Sue and I were determined to ski during my time here. She and her friend Hazel have been skiing every day for a half hour. This day we decided to go for a full hour, about 2.5 miles, through the deep dark snow-glistening woods of Spring Hill Conservation land in Acton.
I zip up my 30-year-old North Face shell. . .
. . . and push off, behind Sue and Hazel, not wanting them to see how I do, because though I have trumpeted my skiing skills, who knows? I mean geez! It’s been twelve years! And I’m 71 years old!
Wow! Pushing. . . PUSHING . . . is hard on the upper arms!
I settle in to the trail, poo-poo Sue when she points to a “water hazard,” i.e., a tiny trickle of water that we have to cross over. . . still huffing and puffing, but far enough behind that Sue and Hazel can’t hear.
Whew! Sue, in the lead decides to stop to remove her hat. I get a chance to rest. And take a photo. Sweet place! Reminds me of Indiana woods near my home, actually. Makes me wonder about the relative ages of these two renaturalized areas.
Okay, about half way. Time for photos. I ask Hazel to take one of Sue and me. Luckily, I look huge here. We’re all laughing, since Sue is actually a few inches taller than me, her “mother-in-law.”
Oops! Kiera texts Sue. What does she want?

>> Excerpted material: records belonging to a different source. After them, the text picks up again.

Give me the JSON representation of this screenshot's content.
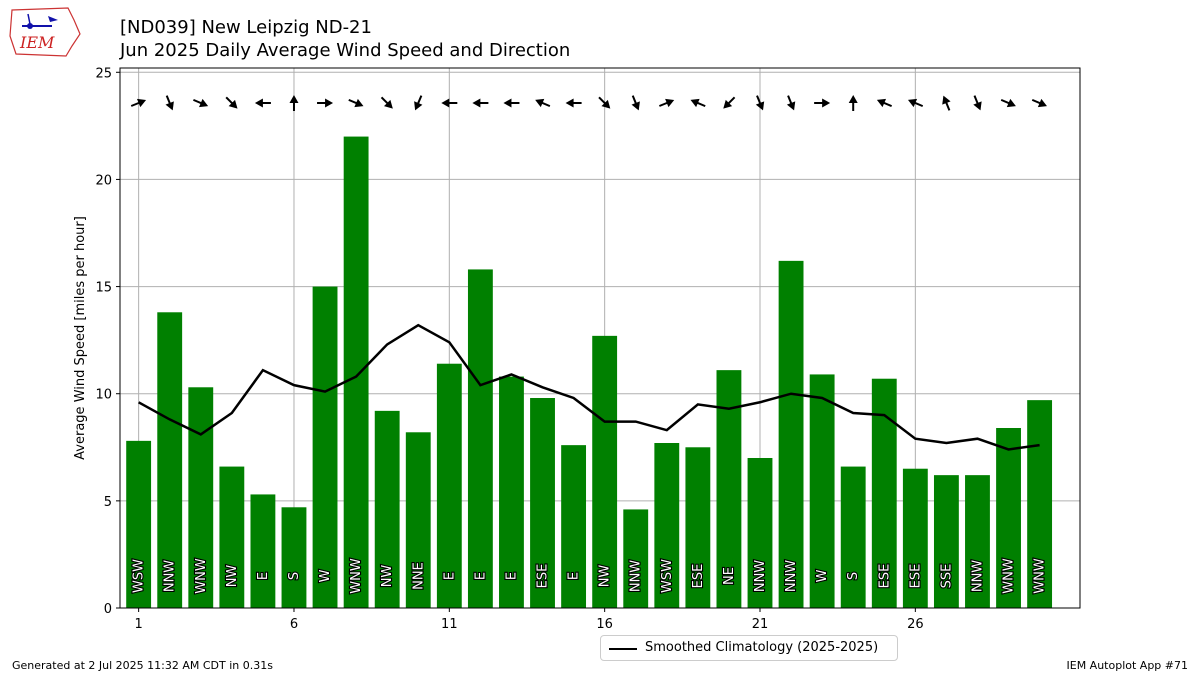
{
  "logo": {
    "text": "IEM"
  },
  "header": {
    "title_line1": "[ND039] New Leipzig  ND-21",
    "title_line2": "Jun 2025 Daily Average Wind Speed and Direction"
  },
  "footer": {
    "generated": "Generated at 2 Jul 2025 11:32 AM CDT in 0.31s",
    "app": "IEM Autoplot App #71"
  },
  "legend": {
    "label": "Smoothed Climatology (2025-2025)"
  },
  "colors": {
    "bar": "#008000",
    "climo_line": "#000000",
    "grid": "#b0b0b0"
  },
  "chart_data": {
    "type": "bar",
    "ylabel": "Average Wind Speed [miles per hour]",
    "xlabel": "",
    "ylim": [
      0,
      25.2
    ],
    "xlim": [
      0.4,
      31.3
    ],
    "x_ticks": [
      1,
      6,
      11,
      16,
      21,
      26
    ],
    "y_ticks": [
      0,
      5,
      10,
      15,
      20,
      25
    ],
    "grid": true,
    "legend_position": "bottom-center",
    "days": [
      1,
      2,
      3,
      4,
      5,
      6,
      7,
      8,
      9,
      10,
      11,
      12,
      13,
      14,
      15,
      16,
      17,
      18,
      19,
      20,
      21,
      22,
      23,
      24,
      25,
      26,
      27,
      28,
      29,
      30
    ],
    "speed": [
      7.8,
      13.8,
      10.3,
      6.6,
      5.3,
      4.7,
      15.0,
      22.0,
      9.2,
      8.2,
      11.4,
      15.8,
      10.8,
      9.8,
      7.6,
      12.7,
      4.6,
      7.7,
      7.5,
      11.1,
      7.0,
      16.2,
      10.9,
      6.6,
      10.7,
      6.5,
      6.2,
      6.2,
      8.4,
      9.7
    ],
    "direction_labels": [
      "WSW",
      "NNW",
      "WNW",
      "NW",
      "E",
      "S",
      "W",
      "WNW",
      "NW",
      "NNE",
      "E",
      "E",
      "E",
      "ESE",
      "E",
      "NW",
      "NNW",
      "WSW",
      "ESE",
      "NE",
      "NNW",
      "NNW",
      "W",
      "S",
      "ESE",
      "ESE",
      "SSE",
      "NNW",
      "WNW",
      "WNW"
    ],
    "arrow_direction_deg": [
      248,
      338,
      293,
      315,
      90,
      180,
      270,
      293,
      315,
      23,
      90,
      90,
      90,
      113,
      90,
      315,
      338,
      248,
      113,
      45,
      338,
      338,
      270,
      180,
      113,
      113,
      158,
      338,
      293,
      293
    ],
    "series": [
      {
        "name": "Smoothed Climatology (2025-2025)",
        "type": "line",
        "values": [
          9.6,
          8.8,
          8.1,
          9.1,
          11.1,
          10.4,
          10.1,
          10.8,
          12.3,
          13.2,
          12.4,
          10.4,
          10.9,
          10.3,
          9.8,
          8.7,
          8.7,
          8.3,
          9.5,
          9.3,
          9.6,
          10.0,
          9.8,
          9.1,
          9.0,
          7.9,
          7.7,
          7.9,
          7.4,
          7.6
        ]
      }
    ]
  }
}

Oh geez. Better stop to text her back.
At this point, I’ve actually taken the lead, and yes, wondering when this trail, in perfect conditions, no wax needed, is going to end.

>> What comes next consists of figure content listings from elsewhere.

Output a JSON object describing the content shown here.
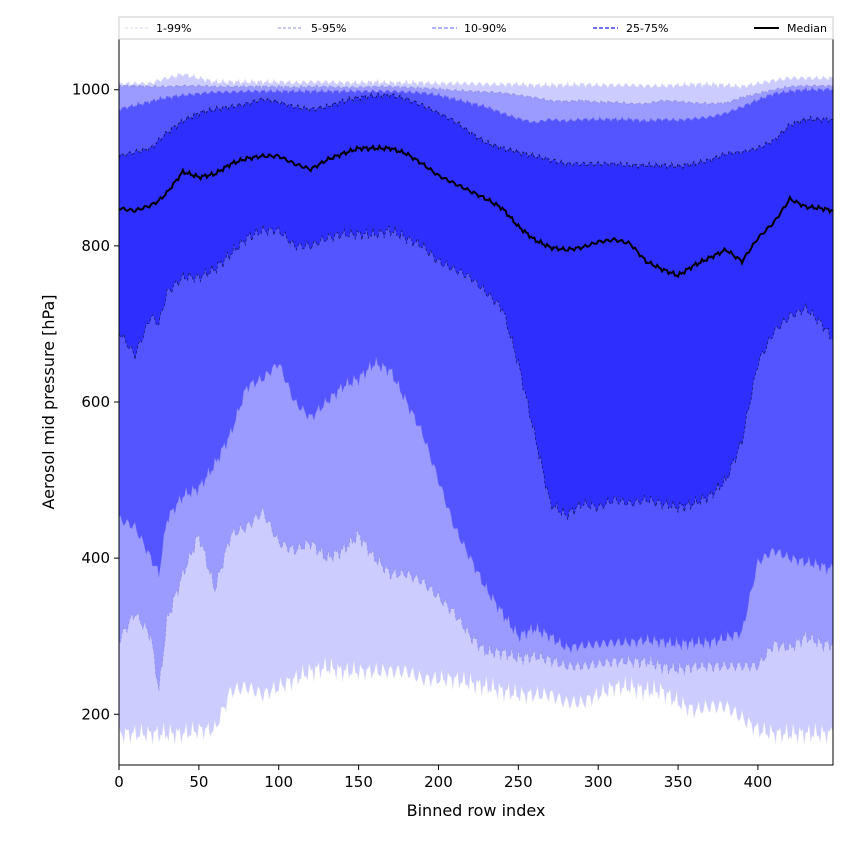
{
  "chart_data": {
    "type": "area",
    "xlabel": "Binned row index",
    "ylabel": "Aerosol mid pressure [hPa]",
    "xlim": [
      0,
      447
    ],
    "ylim": [
      135,
      1065
    ],
    "xticks": [
      0,
      50,
      100,
      150,
      200,
      250,
      300,
      350,
      400
    ],
    "yticks": [
      200,
      400,
      600,
      800,
      1000
    ],
    "grid": false,
    "legend_position": "top",
    "x": [
      0,
      10,
      20,
      25,
      30,
      40,
      50,
      60,
      70,
      80,
      90,
      100,
      110,
      120,
      130,
      140,
      150,
      160,
      170,
      180,
      190,
      200,
      210,
      220,
      230,
      240,
      250,
      260,
      270,
      280,
      290,
      300,
      310,
      320,
      330,
      340,
      350,
      360,
      370,
      380,
      390,
      400,
      410,
      420,
      430,
      440,
      447
    ],
    "bands": [
      {
        "name": "1-99%",
        "color": "#ccccff",
        "line": "#e8e8f0",
        "lower": [
          175,
          175,
          175,
          175,
          175,
          175,
          180,
          180,
          230,
          235,
          225,
          235,
          245,
          255,
          260,
          255,
          255,
          255,
          255,
          255,
          245,
          245,
          245,
          240,
          235,
          230,
          225,
          225,
          225,
          215,
          215,
          225,
          235,
          235,
          230,
          230,
          215,
          205,
          210,
          210,
          195,
          180,
          175,
          175,
          175,
          175,
          175
        ],
        "upper": [
          1007,
          1008,
          1008,
          1012,
          1015,
          1020,
          1015,
          1010,
          1010,
          1010,
          1010,
          1010,
          1009,
          1010,
          1010,
          1009,
          1009,
          1010,
          1009,
          1009,
          1009,
          1008,
          1008,
          1008,
          1007,
          1007,
          1007,
          1006,
          1006,
          1006,
          1007,
          1006,
          1006,
          1006,
          1005,
          1005,
          1006,
          1007,
          1007,
          1006,
          1004,
          1008,
          1012,
          1015,
          1015,
          1015,
          1015
        ]
      },
      {
        "name": "5-95%",
        "color": "#9a9aff",
        "line": "#9090e0",
        "lower": [
          295,
          330,
          300,
          230,
          320,
          380,
          430,
          360,
          430,
          440,
          460,
          420,
          410,
          420,
          400,
          410,
          430,
          400,
          380,
          380,
          370,
          350,
          330,
          300,
          280,
          280,
          272,
          275,
          270,
          262,
          262,
          265,
          268,
          268,
          268,
          262,
          258,
          262,
          262,
          262,
          262,
          262,
          290,
          285,
          300,
          290,
          290
        ],
        "upper": [
          1005,
          1005,
          1004,
          1004,
          1004,
          1005,
          1005,
          1004,
          1004,
          1004,
          1004,
          1004,
          1003,
          1004,
          1004,
          1003,
          1003,
          1004,
          1004,
          1003,
          1002,
          1001,
          999,
          998,
          997,
          996,
          993,
          990,
          986,
          985,
          986,
          984,
          984,
          982,
          982,
          986,
          985,
          983,
          982,
          983,
          990,
          995,
          1000,
          1004,
          1005,
          1005,
          1005
        ]
      },
      {
        "name": "10-90%",
        "color": "#5555ff",
        "line": "#7070ff",
        "lower": [
          450,
          440,
          400,
          380,
          450,
          480,
          490,
          520,
          560,
          620,
          630,
          650,
          600,
          580,
          600,
          620,
          630,
          650,
          640,
          600,
          560,
          500,
          440,
          400,
          360,
          330,
          300,
          310,
          300,
          285,
          288,
          290,
          292,
          292,
          295,
          293,
          290,
          292,
          292,
          298,
          305,
          395,
          410,
          400,
          395,
          390,
          385
        ],
        "upper": [
          975,
          980,
          985,
          988,
          990,
          993,
          995,
          997,
          997,
          998,
          998,
          998,
          998,
          998,
          998,
          998,
          998,
          998,
          998,
          997,
          996,
          993,
          988,
          983,
          978,
          970,
          963,
          958,
          962,
          960,
          962,
          962,
          962,
          962,
          960,
          962,
          961,
          963,
          965,
          970,
          978,
          987,
          995,
          998,
          1000,
          1000,
          1001
        ]
      },
      {
        "name": "25-75%",
        "color": "#2e2eff",
        "line": "#101050",
        "lower": [
          690,
          660,
          710,
          700,
          740,
          760,
          760,
          770,
          790,
          810,
          820,
          820,
          800,
          800,
          810,
          815,
          815,
          815,
          820,
          810,
          800,
          780,
          770,
          760,
          740,
          720,
          650,
          560,
          470,
          455,
          470,
          465,
          475,
          470,
          475,
          470,
          465,
          470,
          480,
          500,
          550,
          650,
          690,
          710,
          720,
          700,
          680
        ],
        "upper": [
          915,
          920,
          925,
          935,
          945,
          960,
          970,
          975,
          978,
          982,
          988,
          984,
          978,
          975,
          978,
          985,
          990,
          992,
          993,
          988,
          980,
          970,
          960,
          945,
          932,
          925,
          920,
          915,
          910,
          905,
          905,
          905,
          905,
          903,
          903,
          903,
          902,
          905,
          910,
          918,
          920,
          925,
          935,
          955,
          962,
          962,
          962
        ]
      }
    ],
    "median": {
      "name": "Median",
      "color": "#000000",
      "values": [
        848,
        845,
        852,
        858,
        868,
        895,
        888,
        892,
        905,
        912,
        915,
        915,
        905,
        898,
        910,
        918,
        925,
        925,
        925,
        918,
        905,
        890,
        880,
        870,
        860,
        848,
        825,
        808,
        798,
        795,
        798,
        805,
        808,
        803,
        780,
        770,
        762,
        775,
        785,
        795,
        780,
        810,
        830,
        860,
        850,
        848,
        845
      ]
    },
    "legend": [
      "1-99%",
      "5-95%",
      "10-90%",
      "25-75%",
      "Median"
    ]
  }
}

After getting back. I eat a quick lunch and then set off on the next adventure, bowling with Drew, just the two of us, our time together alone during this trip. (In past few years, tradition has built up for me to spend one period of time with each grandchild alone, doing something that they love. Kiera and I will travel to Cambridge, for lunch and a craft shop expedition in a few days.)
Drew and I get in my car and travel one mile to the Candlepin Bowling place. It’s been 50 years since I’ve bowled. And have never worked with these tiny balls.

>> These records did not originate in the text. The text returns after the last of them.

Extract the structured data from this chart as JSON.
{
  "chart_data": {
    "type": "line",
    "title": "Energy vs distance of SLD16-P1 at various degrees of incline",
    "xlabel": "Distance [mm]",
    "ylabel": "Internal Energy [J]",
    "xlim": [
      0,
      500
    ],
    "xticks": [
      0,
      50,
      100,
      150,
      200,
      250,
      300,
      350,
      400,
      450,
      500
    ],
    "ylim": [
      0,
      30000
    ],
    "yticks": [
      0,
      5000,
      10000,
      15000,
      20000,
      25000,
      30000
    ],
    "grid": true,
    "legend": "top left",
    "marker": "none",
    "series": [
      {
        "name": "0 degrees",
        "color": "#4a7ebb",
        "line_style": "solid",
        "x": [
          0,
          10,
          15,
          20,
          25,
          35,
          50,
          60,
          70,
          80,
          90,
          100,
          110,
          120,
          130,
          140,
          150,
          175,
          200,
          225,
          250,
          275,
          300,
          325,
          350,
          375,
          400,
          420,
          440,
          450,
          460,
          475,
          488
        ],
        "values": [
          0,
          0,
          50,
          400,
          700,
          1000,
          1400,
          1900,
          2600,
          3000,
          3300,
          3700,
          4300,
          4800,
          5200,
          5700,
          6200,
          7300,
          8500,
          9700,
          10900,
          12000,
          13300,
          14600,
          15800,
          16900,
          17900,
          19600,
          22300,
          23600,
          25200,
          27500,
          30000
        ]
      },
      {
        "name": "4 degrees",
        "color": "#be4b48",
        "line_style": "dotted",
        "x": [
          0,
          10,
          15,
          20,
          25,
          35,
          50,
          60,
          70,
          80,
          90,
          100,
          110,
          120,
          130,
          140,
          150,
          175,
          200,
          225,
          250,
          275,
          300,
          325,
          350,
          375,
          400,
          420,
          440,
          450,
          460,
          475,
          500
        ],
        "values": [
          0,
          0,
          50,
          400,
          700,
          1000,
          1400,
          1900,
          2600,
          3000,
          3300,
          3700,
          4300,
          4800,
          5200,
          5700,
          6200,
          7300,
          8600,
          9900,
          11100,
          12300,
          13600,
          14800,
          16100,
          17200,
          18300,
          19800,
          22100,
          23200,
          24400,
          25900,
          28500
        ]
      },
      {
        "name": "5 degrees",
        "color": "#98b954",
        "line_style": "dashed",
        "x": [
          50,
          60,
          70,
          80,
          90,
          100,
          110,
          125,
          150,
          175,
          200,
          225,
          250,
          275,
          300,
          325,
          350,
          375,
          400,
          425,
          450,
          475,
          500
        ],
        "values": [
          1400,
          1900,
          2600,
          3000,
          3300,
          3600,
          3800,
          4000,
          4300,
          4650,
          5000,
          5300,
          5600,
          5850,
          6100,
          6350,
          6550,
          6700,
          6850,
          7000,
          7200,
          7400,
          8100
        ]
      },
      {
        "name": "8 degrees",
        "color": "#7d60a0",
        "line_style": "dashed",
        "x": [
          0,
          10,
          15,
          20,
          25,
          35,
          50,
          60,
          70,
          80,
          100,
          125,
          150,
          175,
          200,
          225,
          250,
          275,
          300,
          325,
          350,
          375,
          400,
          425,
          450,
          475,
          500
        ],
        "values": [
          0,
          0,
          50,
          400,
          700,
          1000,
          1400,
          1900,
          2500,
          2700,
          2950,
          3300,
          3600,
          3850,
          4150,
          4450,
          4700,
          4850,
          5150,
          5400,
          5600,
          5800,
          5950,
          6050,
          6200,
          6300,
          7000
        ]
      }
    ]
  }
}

Drew nails it, from the beginning, with a pool table strategy of aiming the balls off to the side, where they then angle on to pull down at least a couple of pins each time.
I, on the other hand, stupidly keep the exact same strategy of trying to aim the ball down the middle, fast, for two games straight. He wins, by far, both games. The entire experience takes 30 minutes. I had no idea it would be so fast!
Home again. We decided the night before while watching the Olympics, that we would play scrabble while we watch. Scrabble on our devices! (ipads and ipad minis). The kids and Sue and Sean tried to figure out a way to get us all on the same scrabble game that way. (They are all incredibly media savvy.) No luck. So we decided that we would actually play with a real physical board game, bought when Sean was in his 20s, he told me. While watching the Olympics, of course.
I decide to set up the card table myself. Let’s get this game going!
We do. With Olymics as backdrop, the murderous Snowboard Cross (six snowboarders starting together, going down a hellish course with jumps and turns) and the boring Men’s cross-country relay (1.28 hours!), we start. And ommigod, it looks like there’s nowhere to go after each of us takes our first turn.
Let’s start over, I say. “No, let’s keep going. See what we can do,” says Sean.
Okay. A bit better. After words like “grope” and “mean” and “hate” . . Now notice what happens. What Sean does! With two letters he nailed a triple word score. And what a word! Not at all the Sean any of us knows. (He’s been asking me since his kids were tiny to please not swear in his home.)
Hilarious, prolonged laughter. . .
We keep going.
Some of the words continued to be scabrous, though I can’t remember them. I was losing, badly, to the other three. The losses continued. Finally, we were done. all the letters used.
And then fell into bed, exhausted by the day’s activities, before the Olympic event that I had badly wanted to see, the American ice dance team of Davis and White (I think that’s the name). Oh well!
Today, we’re off to Essex, on the north coast, to hang out with Nancy and Ray, old friends that I met when Sean, now almost 50, was a toddler, and Ray and Sean and Colin’s Dad were classmates together, in the M. Arch. program, at Harvard.